Low oil prices continue to take their toll on the energy industry. Halliburton (NYSE: HAL) says that the several rounds of job cuts at the oilfield services firm could amount to the loss of 20,000 positions worldwide when all is said and done. TransCanada (NYSE: TRP) says that it will slash 20 percent of its senior management positions, with more cuts potentially in the works. The company was dealt an additional blow this week when Democratic Presidential candidate Hillary Clinton came out against the Keystone XL Pipeline.

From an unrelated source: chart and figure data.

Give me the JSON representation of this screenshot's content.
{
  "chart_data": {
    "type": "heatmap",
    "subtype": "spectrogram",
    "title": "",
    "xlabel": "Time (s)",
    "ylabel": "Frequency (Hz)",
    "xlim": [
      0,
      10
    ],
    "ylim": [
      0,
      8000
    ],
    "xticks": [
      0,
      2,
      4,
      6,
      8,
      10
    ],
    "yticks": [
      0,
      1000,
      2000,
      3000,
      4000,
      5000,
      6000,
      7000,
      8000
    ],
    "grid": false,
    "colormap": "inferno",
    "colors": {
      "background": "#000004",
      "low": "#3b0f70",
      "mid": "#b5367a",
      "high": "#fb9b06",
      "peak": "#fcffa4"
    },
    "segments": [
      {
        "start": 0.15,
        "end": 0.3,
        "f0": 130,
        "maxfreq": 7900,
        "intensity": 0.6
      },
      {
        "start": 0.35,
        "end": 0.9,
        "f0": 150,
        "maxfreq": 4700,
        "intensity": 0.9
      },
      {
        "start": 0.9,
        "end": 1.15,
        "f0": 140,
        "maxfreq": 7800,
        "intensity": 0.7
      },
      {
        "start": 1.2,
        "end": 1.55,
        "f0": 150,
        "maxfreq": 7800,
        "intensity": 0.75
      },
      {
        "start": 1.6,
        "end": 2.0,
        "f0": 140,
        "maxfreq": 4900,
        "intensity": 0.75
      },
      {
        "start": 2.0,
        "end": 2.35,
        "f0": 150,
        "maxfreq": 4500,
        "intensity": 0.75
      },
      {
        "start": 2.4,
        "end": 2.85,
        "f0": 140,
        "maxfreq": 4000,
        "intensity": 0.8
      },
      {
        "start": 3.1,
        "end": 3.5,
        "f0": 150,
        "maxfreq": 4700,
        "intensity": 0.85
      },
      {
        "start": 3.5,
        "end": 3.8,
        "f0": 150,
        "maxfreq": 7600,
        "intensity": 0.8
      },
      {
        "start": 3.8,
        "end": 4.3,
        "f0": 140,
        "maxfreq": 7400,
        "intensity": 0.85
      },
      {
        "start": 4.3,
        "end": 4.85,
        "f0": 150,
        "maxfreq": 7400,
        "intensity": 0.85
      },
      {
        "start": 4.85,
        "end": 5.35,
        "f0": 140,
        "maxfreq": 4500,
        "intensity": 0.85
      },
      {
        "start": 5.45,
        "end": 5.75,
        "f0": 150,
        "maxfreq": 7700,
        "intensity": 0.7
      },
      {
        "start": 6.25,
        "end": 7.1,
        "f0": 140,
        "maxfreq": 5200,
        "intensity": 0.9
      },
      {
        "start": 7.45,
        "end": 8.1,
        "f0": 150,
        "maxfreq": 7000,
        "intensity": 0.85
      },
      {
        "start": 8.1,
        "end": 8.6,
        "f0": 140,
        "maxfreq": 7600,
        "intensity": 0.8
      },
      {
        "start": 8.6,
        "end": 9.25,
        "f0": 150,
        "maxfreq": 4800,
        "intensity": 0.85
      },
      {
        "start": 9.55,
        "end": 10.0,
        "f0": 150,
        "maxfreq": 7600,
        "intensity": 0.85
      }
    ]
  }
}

Governments that depend on oil revenue are also not doing well. North Dakota revealed that its tax revenues in July and August fell more than $40 million short of its projection, prompting calls for a new budget forecast. “This is a real wake-up call, I think,” House Majority Leader Al Carlson, said. Related: Oil Prices - What Does “Lower For Longer” Actually Mean?
Brazil is reeling from low oil prices too (among many other oil-producing countries), although the South American nation is also dealing with a range of other problems. Brazil’s currency, the real, dropped to a record low this week. The real has lost more than 35 percent of its value in 2015, and the central bank could be forced to sell foreign reserves to stop the descent. Brazil, of course, is emblematic of the commodity-producer that became rich over the past decade due to the voracious demand from China for all sorts of raw materials. Now with the commodity “super-cycle” over, Brazil’s economy is falling apart.
Finally, Santos (ASX: STO), a major Australian energy company, announced that it is starting up its Gladstone LNG (GLNG) project. GLNG will send out its first shipment of LNG from Curtis Island, Queensland, and the project was on time and within budget. Australia has several very large LNG export facilities under construction, many of which will be completed between 2015 and 2017.